Unis dans la Résistance, seuls au bout du compte. Ici, les notions de bien et de mal ont été diluées jusqu’à ne plus être que de vagues idéals manichéens. La violence est partout, elle s’immisce même chez les plus humains. La Résistance, en prenant de l’ampleur, n’a malheureusement pas pu y échapper. Ainsi commencent à poindre des questionnements quant à la légitimité et l’utilité dudit mouvement. Car lorsqu’on travaille dans l’ombre comme le fait Philippe Gerbier, protagoniste du film, et que les actions qu’on pose sont (souvent) dénuées de conséquences immédiates, il devient naturel de douter. Douter des décisions prises, mais surtout de la nécessité d’un tel groupe. Et c’est ce sentiment de doute dévorant que Jean-Pierre Melville parvient à restituer dans L’Armée des ombres. Tous semblent agir constamment sans que l’on ne voie jamais un accomplissement véritable. Des messes basses, encore et toujours des messes basses. Un ciel pesant, une ambiance sinistre et de la morosité comme seul repas. À un cheveu d’abandonner, le groupe de Résistants persévère. Mais comment continuer lorsque, au nom de la Résistance, on sacrifie des amis, on se joue de pauvres gens pour survivre et on assassine des innocents? Troublant, L’Armée des ombres est sans doute un des plus grands films sur la solitude, celle des temps de guerre, celle qui ronge et accable, celle qui tue.

Le Cercle rouge
7.8

Le Cercle rouge (1970)

2 h 20 min.
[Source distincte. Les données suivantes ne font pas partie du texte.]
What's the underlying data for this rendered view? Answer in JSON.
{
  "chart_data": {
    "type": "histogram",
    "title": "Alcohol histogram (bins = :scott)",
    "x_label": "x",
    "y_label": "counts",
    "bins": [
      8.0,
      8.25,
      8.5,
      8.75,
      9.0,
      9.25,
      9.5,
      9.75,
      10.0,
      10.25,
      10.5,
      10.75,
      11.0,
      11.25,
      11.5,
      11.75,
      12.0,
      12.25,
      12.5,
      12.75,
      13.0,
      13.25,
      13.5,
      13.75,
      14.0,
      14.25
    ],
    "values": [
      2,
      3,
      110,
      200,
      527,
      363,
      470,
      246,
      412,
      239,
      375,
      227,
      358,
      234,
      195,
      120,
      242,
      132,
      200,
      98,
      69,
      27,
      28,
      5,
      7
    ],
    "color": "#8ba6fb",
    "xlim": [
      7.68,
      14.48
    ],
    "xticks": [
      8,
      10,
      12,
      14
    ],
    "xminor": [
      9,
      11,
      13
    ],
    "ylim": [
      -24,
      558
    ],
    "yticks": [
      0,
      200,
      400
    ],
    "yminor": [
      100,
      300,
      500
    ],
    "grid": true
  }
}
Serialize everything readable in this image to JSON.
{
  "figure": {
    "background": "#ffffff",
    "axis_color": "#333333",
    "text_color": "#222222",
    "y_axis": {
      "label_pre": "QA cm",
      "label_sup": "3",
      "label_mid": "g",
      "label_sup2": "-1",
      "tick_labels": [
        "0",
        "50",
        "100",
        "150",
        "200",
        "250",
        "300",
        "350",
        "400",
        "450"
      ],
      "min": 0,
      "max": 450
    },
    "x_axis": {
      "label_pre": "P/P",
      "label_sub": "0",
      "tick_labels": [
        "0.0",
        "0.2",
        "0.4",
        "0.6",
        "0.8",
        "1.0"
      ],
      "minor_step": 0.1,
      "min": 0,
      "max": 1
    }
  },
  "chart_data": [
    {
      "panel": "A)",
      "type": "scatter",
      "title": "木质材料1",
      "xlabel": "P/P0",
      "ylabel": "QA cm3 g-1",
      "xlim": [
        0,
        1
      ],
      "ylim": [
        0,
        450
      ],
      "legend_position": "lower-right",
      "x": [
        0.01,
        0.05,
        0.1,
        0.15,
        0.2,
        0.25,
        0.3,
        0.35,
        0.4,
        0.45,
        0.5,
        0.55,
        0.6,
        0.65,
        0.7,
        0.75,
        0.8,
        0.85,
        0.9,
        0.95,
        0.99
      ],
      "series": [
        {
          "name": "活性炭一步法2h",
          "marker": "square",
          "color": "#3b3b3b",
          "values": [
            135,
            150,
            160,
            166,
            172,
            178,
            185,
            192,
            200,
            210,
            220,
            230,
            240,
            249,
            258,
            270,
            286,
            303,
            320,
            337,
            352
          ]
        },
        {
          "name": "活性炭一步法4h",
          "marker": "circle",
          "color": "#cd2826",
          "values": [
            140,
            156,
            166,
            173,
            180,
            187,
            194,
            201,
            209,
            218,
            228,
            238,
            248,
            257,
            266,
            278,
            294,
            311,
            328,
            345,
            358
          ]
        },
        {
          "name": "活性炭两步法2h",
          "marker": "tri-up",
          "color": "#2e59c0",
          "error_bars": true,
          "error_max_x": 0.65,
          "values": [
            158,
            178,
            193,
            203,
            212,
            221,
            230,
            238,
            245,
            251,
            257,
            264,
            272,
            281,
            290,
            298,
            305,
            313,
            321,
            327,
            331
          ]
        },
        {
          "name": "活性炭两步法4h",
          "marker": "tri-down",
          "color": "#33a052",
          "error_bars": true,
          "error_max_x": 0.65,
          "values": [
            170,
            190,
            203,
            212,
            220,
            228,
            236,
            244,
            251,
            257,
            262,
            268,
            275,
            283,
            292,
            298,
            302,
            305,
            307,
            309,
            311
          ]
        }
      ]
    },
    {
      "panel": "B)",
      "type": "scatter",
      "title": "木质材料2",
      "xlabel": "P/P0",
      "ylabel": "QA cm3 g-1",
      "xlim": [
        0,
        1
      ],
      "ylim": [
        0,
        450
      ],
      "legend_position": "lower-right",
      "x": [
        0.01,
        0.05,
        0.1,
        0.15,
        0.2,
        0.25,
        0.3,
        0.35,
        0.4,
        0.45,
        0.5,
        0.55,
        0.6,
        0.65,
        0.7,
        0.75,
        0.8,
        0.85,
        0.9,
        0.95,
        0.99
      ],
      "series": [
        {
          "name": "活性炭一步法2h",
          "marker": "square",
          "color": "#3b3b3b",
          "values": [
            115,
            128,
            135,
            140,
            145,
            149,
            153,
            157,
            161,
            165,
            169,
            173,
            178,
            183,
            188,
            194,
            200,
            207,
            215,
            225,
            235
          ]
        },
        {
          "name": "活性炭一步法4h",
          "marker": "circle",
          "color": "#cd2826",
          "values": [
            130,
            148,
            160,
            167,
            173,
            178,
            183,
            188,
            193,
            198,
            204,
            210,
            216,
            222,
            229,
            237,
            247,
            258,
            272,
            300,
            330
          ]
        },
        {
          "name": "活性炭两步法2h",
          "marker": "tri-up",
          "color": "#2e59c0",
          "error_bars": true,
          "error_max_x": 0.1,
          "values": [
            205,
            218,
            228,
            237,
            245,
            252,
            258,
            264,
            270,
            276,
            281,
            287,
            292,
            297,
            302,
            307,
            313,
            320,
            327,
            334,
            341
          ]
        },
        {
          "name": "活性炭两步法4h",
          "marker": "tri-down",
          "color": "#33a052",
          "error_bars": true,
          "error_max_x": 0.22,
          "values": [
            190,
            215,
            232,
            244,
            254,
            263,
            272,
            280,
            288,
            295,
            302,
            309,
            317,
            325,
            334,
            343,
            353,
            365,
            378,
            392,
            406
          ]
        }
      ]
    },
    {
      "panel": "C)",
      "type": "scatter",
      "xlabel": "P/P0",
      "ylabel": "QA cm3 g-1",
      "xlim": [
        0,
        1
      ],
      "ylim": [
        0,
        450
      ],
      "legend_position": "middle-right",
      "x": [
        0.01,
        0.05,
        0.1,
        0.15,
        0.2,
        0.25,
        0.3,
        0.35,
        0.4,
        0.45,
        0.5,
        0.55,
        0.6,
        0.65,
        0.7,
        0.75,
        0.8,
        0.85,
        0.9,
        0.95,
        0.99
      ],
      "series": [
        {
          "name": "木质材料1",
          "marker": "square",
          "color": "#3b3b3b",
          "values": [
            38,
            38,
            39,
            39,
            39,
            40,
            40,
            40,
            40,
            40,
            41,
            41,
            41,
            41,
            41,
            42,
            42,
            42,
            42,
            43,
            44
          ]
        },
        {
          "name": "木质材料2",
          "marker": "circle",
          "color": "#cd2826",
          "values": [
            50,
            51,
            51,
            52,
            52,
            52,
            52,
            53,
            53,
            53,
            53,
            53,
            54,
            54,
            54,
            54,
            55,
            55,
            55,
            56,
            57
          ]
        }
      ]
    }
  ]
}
Sortie : 20 octobre 1970 (France). Policier, Thriller, Drame

Film de Jean-Pierre Melville

Émile Frève a mis 9/10.

Annotation :

Comme indique le titre du film, couleur il y aura, et ce, autant symboliquement que visuellement. Plutôt étonnant lorsqu’on sait que Melville a un faible pour les photographies ternes, sombres et en noir et blanc. Même dans une proposition en couleur comme Le Samouraï, l’image reste morne et grise. Cette fois-ci, il change (pour le mieux) et représente la ville comme un endroit haut en couleur et joyeux. Cela lui permet ensuite de mieux introduire ses personnages qui, eux, détonnent avec le décor par leurs multiples crimes. « Tous les hommes sont coupables » nous répète constamment le film, à la manière d’une comptine pour enfants qu’on aime à chanter en boucle. Le prisonnier libéré, l’évadé, le policier vénal, le commissaire de police, le gardien-chef de prison : tous sont coupables. Définitivement plus pessimiste, Melville a accepté la cruelle vérité : ses protagonistes sont et resteront mauvais. « Rien ne peut changer la nature profonde d’un homme. » Mais malgré leur nature, il a décidé de les aimer dans tout ce qu’ils ont de vil. Surprenant, il parvient même à faire aimer au spectateur ces personnages qui n’ont, à première vue, rien d’attachant. Amalgame de film policier et de suspense, tout est grandiose dans Le Cercle rouge, c’est l’apothéose filmique d’un très grand réalisateur, la synthèse de ses thèmes les plus chers. Les plans sont impressionnants, créatifs, sublimes et marquent au fer rouge l’œil de celui qui les regarde. Rarement le spectateur aura été aussi investi dans un film de Jean-Pierre Melville, preuve de sa maestria.